Like Jonah, Merton found himself “with an almost uncontrollable desire to go in the opposite direction.  God pointed one way and all my ‘ideals’ pointed in the other.”

It wasn’t Jonah that went to Nineveh.  It was God’s vehicle that took him there.  “It was when Jonas was traveling as fast as he could away from Nineveh that he was thrown overboard and swallowed by a whale who took him where God wanted him to go.”

Neither Jonah nor Merton apologized for their inadequate “ideals.”  “Even our mistakes are eloquent, more than we know.”  When I claim my ground, mistaken or not, I look up and see God’s correction, spout steaming above the water, insisting on being seen.  Not understood, perhaps, but seen.  It’s not so easy to turn away again.

Full of remorse and fear, Jonah asked his fellow sailors to throw him into the sea.  Finally, when there was no recourse, he chose to die.  And then, in the belly of God’s great fish, he could be born again.

Jonah was not yet finished with his “ideals.”  And God was not finished with Jonah.

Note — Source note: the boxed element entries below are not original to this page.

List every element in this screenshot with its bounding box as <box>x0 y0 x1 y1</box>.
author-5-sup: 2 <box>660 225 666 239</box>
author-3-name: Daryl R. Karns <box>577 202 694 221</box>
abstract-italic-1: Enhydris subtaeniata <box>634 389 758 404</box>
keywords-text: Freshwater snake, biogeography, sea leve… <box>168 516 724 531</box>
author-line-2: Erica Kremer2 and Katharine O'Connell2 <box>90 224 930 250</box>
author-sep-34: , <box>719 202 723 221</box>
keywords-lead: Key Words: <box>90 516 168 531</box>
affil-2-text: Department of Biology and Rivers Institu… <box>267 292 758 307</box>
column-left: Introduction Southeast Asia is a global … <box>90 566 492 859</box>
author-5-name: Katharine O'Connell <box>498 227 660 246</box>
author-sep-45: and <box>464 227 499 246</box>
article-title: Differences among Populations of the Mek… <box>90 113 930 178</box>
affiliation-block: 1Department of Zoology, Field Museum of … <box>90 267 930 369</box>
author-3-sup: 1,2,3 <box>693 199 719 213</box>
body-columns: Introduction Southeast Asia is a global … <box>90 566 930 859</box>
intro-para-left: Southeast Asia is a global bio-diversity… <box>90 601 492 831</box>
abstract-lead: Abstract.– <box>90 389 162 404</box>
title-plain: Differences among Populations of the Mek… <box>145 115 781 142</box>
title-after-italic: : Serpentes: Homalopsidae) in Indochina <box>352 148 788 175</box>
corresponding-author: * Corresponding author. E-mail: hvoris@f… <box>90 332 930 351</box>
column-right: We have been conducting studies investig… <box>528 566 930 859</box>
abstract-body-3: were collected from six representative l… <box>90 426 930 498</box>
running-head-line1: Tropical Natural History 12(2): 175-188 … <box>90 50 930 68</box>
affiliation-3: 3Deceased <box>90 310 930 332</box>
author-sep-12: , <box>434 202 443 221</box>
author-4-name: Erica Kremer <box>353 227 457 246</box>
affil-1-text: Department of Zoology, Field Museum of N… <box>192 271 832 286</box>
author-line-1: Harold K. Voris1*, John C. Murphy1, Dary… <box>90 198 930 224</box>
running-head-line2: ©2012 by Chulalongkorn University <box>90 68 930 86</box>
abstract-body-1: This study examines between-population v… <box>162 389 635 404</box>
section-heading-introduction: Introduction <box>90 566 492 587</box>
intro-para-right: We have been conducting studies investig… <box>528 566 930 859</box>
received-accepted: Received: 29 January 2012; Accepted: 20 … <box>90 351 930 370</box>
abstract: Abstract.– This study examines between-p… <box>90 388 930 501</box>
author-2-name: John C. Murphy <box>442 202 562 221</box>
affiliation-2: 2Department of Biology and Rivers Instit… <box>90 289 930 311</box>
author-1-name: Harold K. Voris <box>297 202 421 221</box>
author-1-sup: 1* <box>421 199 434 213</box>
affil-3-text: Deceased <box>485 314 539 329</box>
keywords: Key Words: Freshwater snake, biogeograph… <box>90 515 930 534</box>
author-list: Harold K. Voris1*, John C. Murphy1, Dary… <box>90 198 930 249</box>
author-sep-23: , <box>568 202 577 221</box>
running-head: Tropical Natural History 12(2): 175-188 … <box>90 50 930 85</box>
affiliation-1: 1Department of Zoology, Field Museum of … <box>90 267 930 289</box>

Jonah carried the Spirit of God into the midst of the Ninevites, and their hearts were torn open.  They turned from their wickedness toward God.  And Jonah hated them for it.

Jonah prayed, and God responded to these destructive emotions in his son.  In a burst of creative relationship under a small tree, God showed Jonah his selfishness and offered this prejudiced, very human Hebrew a glimpse into the generosity God extends to all his people.

It is a wonderful story, which Jesus brings to life first for the men and women of Israel and then for all of us, in all the nations, even unto the end of the world.

You know the heart of my thoughts, Lord, and will guide me into all truth.  That isn’t something I conclude; it’s something I believe.  And something I experience.  Thank you.